It's also $25 but I don't know if it is of any relevance to using the Big Daddy. Any experience with this? Oh yeah, thanks for the other titles and links. Good stuff! I'm a real info-freak when it comes to my hobbies. For example, I can be taught to grind a rake angle but I want to know what it is and why it is needed. I call it knowledge and complete understanding. My wife calls it anal retention. :-\


----------



## Twmaster (Jan 3, 2010)

I have a copy on "Machine Shop Trade Secrets" by James Harvey. Loads of good tips. Well worth the $40 price tag.


----------



## steamer (Jan 3, 2010)

Rake and clearance angles on lathe tools will have a large effect on cutting performance and surface finish.  Mild Steel usually has a positive top rake of about 16 degrees, while brass will have a 0 degree top rake or even a negative top rake.  Depends on the material being turned.

Speed and feeds are also a function of the material and the material used for the cutter ( High Speed Steel (HSS) or Tungsten Carbide)

Tool geometry may need to be altered depending on the lathe it is being used on.  For instance postive top rake will result in lower cutting forces which for a small lathe that is not very ridgid, is very helpful.  But positive top rake with brass or bronze is a no no as it will result in "digging in"

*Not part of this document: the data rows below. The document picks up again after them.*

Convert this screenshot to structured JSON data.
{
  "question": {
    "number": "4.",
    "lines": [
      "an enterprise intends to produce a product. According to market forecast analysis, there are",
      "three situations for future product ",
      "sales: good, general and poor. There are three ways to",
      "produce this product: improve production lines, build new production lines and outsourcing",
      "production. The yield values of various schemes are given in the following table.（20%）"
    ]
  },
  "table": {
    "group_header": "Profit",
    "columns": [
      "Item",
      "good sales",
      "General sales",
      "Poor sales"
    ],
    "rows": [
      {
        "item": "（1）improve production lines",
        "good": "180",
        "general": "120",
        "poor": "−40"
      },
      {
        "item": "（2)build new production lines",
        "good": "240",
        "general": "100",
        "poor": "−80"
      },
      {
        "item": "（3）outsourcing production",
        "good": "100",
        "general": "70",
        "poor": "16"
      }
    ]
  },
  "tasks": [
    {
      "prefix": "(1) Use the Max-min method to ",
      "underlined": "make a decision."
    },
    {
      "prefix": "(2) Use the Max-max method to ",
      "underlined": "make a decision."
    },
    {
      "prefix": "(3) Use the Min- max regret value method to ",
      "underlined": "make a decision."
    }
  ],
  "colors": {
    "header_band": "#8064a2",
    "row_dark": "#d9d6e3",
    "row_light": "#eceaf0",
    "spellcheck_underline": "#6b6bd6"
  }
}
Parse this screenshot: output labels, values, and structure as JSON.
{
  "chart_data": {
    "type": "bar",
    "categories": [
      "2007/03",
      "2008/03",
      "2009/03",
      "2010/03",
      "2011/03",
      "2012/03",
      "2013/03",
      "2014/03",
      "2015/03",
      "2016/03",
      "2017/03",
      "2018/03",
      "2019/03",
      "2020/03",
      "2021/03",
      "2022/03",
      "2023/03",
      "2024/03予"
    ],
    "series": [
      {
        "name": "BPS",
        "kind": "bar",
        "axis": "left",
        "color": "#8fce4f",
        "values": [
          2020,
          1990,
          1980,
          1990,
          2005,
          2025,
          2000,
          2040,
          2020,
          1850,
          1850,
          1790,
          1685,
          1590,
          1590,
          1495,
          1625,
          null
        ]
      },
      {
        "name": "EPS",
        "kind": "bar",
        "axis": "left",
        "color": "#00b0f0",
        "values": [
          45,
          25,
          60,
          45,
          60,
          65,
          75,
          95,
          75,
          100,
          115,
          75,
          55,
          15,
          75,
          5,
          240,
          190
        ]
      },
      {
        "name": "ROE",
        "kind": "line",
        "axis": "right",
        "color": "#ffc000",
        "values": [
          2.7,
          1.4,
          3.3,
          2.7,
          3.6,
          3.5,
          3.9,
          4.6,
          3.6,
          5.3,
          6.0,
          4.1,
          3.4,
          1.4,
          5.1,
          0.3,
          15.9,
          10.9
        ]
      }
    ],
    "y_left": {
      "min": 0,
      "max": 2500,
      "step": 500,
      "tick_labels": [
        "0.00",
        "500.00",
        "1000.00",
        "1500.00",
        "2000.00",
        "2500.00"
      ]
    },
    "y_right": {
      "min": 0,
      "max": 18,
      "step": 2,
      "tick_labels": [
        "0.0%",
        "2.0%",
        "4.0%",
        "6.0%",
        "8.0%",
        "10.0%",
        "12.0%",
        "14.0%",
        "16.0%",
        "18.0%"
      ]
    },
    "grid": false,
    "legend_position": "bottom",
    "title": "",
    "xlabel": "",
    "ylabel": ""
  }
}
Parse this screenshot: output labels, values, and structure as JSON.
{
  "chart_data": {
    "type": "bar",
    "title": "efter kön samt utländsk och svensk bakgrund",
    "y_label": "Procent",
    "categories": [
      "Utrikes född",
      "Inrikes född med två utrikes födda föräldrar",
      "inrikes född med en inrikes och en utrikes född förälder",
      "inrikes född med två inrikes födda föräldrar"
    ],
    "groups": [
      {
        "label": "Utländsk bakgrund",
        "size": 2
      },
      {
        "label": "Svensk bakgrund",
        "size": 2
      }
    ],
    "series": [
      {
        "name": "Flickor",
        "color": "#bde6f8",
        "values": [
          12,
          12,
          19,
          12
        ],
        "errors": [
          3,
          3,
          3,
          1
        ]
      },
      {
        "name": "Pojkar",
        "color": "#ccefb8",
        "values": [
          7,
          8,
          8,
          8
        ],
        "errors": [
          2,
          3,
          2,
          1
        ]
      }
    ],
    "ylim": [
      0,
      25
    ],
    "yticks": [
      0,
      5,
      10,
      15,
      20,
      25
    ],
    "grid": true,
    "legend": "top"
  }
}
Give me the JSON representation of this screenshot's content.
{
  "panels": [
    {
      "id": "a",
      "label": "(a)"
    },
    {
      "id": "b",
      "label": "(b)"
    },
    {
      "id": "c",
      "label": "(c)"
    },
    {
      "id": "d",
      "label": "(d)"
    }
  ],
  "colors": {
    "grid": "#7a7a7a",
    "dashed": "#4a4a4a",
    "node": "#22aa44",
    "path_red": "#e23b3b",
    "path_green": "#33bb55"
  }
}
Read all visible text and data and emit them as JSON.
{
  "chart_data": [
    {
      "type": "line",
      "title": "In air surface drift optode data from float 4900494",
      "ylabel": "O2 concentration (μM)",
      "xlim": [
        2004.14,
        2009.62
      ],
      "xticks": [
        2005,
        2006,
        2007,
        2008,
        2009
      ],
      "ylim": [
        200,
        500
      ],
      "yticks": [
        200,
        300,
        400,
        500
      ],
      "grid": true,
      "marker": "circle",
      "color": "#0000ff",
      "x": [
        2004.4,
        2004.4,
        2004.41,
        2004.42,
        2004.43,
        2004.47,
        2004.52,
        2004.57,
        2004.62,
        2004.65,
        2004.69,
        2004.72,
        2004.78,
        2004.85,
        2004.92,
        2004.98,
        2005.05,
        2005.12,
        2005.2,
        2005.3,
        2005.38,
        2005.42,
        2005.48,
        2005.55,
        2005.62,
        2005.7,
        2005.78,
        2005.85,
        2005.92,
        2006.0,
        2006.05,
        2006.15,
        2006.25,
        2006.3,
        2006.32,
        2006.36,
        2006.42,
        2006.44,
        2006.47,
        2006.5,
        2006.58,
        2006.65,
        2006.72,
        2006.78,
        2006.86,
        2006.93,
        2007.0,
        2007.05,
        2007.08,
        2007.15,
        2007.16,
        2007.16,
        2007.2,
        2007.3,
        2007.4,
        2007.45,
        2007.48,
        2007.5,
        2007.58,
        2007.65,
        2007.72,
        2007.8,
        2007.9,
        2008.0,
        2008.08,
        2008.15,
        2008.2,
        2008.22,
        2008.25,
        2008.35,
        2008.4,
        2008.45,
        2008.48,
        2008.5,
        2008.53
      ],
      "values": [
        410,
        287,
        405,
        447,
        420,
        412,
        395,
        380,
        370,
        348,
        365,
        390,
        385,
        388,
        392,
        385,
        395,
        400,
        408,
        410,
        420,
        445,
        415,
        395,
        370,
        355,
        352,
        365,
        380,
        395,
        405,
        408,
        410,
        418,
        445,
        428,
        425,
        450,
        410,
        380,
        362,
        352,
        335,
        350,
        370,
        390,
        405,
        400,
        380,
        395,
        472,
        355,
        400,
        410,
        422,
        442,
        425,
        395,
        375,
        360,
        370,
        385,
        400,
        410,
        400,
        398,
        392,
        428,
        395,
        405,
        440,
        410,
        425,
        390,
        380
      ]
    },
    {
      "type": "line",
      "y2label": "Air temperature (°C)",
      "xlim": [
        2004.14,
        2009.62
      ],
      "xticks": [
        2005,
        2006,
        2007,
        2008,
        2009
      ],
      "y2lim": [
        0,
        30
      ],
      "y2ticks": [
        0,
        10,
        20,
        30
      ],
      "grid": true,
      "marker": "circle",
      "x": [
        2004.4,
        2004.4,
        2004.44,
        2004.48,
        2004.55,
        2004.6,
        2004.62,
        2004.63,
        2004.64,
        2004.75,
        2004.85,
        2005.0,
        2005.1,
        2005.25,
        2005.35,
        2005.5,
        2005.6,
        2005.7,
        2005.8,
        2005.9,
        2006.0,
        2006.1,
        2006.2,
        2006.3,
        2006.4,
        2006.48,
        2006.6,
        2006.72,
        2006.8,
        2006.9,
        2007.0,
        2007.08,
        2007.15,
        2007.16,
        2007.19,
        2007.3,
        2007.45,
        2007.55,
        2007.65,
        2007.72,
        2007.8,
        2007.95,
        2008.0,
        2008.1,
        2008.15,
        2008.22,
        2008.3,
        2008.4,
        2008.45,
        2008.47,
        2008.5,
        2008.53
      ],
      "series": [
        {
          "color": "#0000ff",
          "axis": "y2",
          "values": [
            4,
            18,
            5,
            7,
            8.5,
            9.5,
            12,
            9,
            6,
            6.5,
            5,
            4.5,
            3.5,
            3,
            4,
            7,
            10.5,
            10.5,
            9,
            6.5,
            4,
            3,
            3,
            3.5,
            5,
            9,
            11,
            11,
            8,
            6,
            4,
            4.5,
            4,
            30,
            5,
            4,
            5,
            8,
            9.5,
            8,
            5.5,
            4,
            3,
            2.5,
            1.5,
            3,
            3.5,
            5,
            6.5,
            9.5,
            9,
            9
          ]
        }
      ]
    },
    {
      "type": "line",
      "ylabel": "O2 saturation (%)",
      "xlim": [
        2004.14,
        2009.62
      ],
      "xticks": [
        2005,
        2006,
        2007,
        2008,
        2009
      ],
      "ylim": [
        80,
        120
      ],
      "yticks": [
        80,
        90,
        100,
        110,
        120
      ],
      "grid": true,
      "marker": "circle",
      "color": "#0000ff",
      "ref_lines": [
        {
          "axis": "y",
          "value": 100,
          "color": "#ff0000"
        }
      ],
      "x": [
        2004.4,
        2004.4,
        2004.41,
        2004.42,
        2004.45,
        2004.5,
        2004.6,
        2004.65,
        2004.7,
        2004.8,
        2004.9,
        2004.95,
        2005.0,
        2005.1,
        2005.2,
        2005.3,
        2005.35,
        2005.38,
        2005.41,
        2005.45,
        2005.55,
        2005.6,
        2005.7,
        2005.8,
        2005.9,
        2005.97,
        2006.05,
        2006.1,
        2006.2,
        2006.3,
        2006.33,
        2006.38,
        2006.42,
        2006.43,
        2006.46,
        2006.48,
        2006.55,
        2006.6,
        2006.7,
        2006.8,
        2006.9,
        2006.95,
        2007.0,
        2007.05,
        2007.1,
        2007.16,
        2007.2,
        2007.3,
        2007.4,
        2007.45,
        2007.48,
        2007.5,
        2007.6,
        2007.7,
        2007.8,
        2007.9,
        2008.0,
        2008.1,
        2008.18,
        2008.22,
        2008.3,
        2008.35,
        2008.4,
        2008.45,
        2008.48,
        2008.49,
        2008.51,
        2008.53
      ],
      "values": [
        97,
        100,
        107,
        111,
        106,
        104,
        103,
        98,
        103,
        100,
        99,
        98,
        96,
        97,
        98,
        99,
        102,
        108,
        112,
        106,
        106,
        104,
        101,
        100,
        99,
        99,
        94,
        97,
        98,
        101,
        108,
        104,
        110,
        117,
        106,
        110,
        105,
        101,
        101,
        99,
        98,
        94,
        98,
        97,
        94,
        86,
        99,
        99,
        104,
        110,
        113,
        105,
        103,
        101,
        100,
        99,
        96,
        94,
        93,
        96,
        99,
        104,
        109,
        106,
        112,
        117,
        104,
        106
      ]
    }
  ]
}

Keep digging its all out there!


Dave


----------



## Mainer (Jan 4, 2010)

I've never seen a copy of the Guide to Machinery's Handbook, and never felt much urge to find one. I figure I already know how to read. IMO better to spend the money on something else.


----------



## jack.39 (Jan 4, 2010)

I have an older copy, in excellent shape, of Machinery's Handbook, printed in the 1940s.

If anyone wants it for ten bucks, holler! (you pay shipping). PM best.

jack


----------



## joeby (Jan 4, 2010)

FWIW, I have a copy of the Guide to Machinery's Handbook and I never had much use for it. I looked through it a few times; but the layout seemed confusing, making things hard to find. I'm familiar with the Machinery's Handbook layout and I'll stick with that. The Guide went back into it's spot in Dad's toolbox where it belongs.

 Kevin


----------



## Tin Falcon (Jan 4, 2010)

The guide book is basically a text book companion to the handbook a nice to have but not really needed. It shows examples solutions and test questions to problems typical to the drafting room and machine shop. I think it was mostly written for college or tech school classes. I think it is good for those who struggle with math or problem solving in the shop. 
I USAF tech school we used the machinery Handbook as a text and reference but do not recall using the guide. 
If you can set them together great if you just get the Handbook it should meet your needs fine.
Tin


----------



## Dunc (Jan 4, 2010)

Worth a look as well is your local public library's interlibrary loan program. I have obtained many books on a 2-3 week loan at very reasonable cost (nil - $5 Cdn). Costs, if applied, are for postage. Have gotten loaners from across Canada & USA.


----------



## BigBore (Jan 6, 2010)

I appreciate the information presented here. I picked up the Machinery Handbook (22nd, 1984 edition) for $15 and The Home Machinist's Handbook (Briney) for $13. I'm sure, based on your comments, that I will get some valuable tips and techniques and guidance from these. Thanks a bunch. Ya done good, Bubba(s)! Thm:


----------



## BigBore (Jan 7, 2010)

Got my Machinery Handbook today. 1984 (22nd edition) Not a scratch on the dust cover or smudge on any of the pages. Must have never been used. As I said, I got it on e-bay for $15 and the book dealer I got it from is 7 miles down the road. Small world. Thanks for all the help.

Ed (ucated now)  :


----------